Carta abierta a cuantos desean sinceramente transformar la sociedad

      Todos los que hemos respondido al llamamiento de Cristo de seguirlo y llevar Su luz al prójimo libramos una guerra cósmica. Luchamos juntos en defensa de nuestra fe, de la verdad y la libertad. Movidos por el amor, nos hemos comprometido a entregar la vida por nuestros hermanos de todo el mundo. Estamos empeñados en lograr que la gente humilde del mundo tenga a su alcance la posibilidad de alimentarse y vestirse adecuadamente y adquirir una vivienda digna; que pueda gozar de buena salud y trabajar en paz y libertad a fin de satisfacer sus necesidades elementales y alcanzar la felicidad. Nos hemos dedicado de lleno a lograr que todos los habitantes del planeta, sin restricciones, puedan conocer la dicha de vivir fraternalmente y en cooperación unos con otros, de tal modo que cada uno aporte conforme a sus posibilidades y reciba según su necesidad (V. Juan 15:13; 2 Corintios 8:14; Hechos 4:35; 11:29).
        Los ideales comunes que perseguimos son que la humanidad se libre de la miseria, de la dominación, del dolor, del mal y del miedo. Los hombres no pueden ser felices cuando padecen hambre, viven bajo el yugo de la opresión, la tiranía y la explotación, o son víctimas de la desnutrición, la falta de salud, las enfermedades y el exceso de trabajo. No pueden conocer la alegría cuando soportan las penalidades que ocasionan interminables guerras y conflictos, y enfrentan la pesadilla de una espantosa inseguridad.
      Sostenemos que la causa de todos esos males es la falta de amor de los hombres para con Dios y con el prójimo, y su insistencia en contravenir las leyes divinas de amor, fe, paz y armonía con el Creador, con la creación y con sus semejantes. Esas leyes constituyen el fundamento de nuestra fe y de la de todos los que creen profundamente en Dios y en Su amor.

      A demás de saber a favor y en contra de qué luchamos, es necesario tener claro en qué plano debemos hacerlo. La nuestra no es una guerra de armas y ejércitos que combaten físicamente.
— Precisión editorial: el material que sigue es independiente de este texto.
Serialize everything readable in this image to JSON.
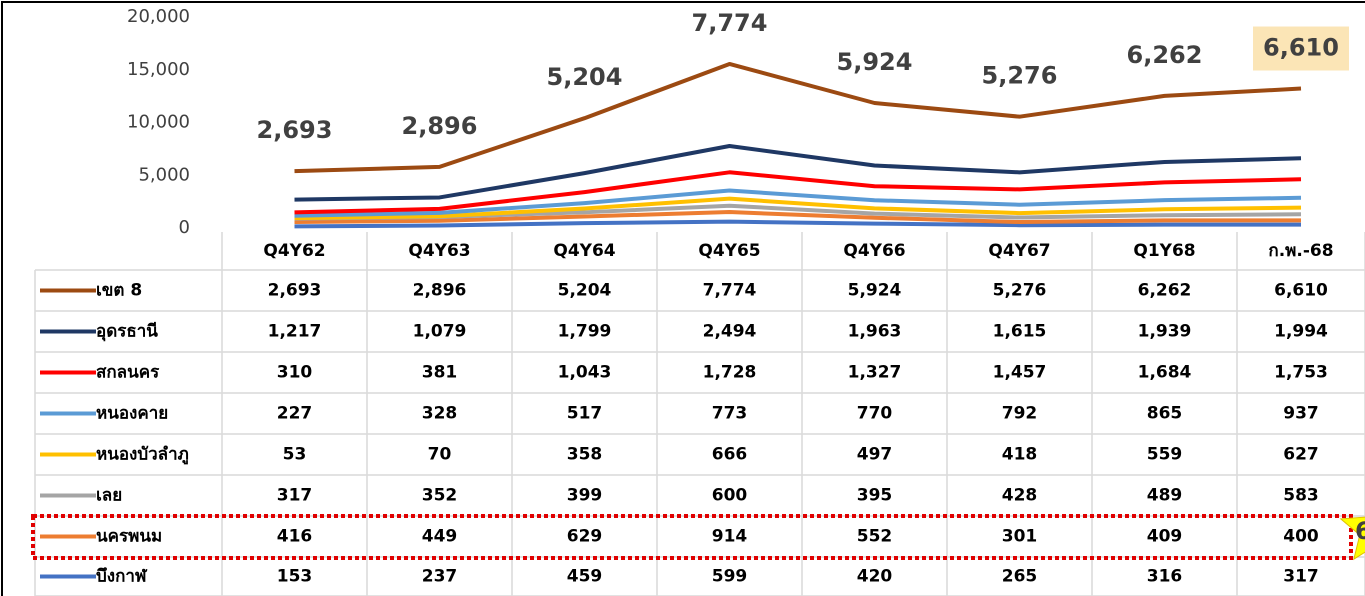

No es una contienda en el plano material, en la que se enfrenten hombres, naciones o grupos étnicos. No es una guerra entre ricos y pobres ni entre socialistas y capitalistas. No se trata de un conflicto entre sistemas políticos o económicos, entre sociedades o culturas, o entre confesiones religiosas. No nos referimos a una conflagración motivada por el rencor y el odio, la saña y la venganza, que conducen a matanzas y a salvajismo, torturas, sufrimiento y muerte. No se trata de sojuzgar a un pueblo, ni de conquistar territorios, ni de adquirir bienes materiales o satisfacer la vanagloria del hombre.
        Tales guerras carnales raramente han contribuido a superar conflictos o a resolver los problemas fundamentales que aquejan a la humanidad. Por lo general, solo han dado lugar a más sufrimiento, angustia, dolor, hambre, esclavitud, resentimiento y revanchas. No han hecho otra cosa que generar más luchas, tormentos, privaciones, destrucción, pérdidas, aflicción, miseria y muerte. El resultado de la inmensa mayoría de las mezquinas y execrables guerras que desatan los hombres no es más que un simple relevo del tirano de turno en el que se invierten los papeles entre opresores y oprimidos, un interminable círculo vicioso de males que enriquece aún más a un sector cada vez más reducido de privilegiados, y a la vez engrosa las filas de los pobres. Y tanto unos como otros son desgraciados e infelices con la vida que llevan, asediada por el espectro del miedo y la muerte.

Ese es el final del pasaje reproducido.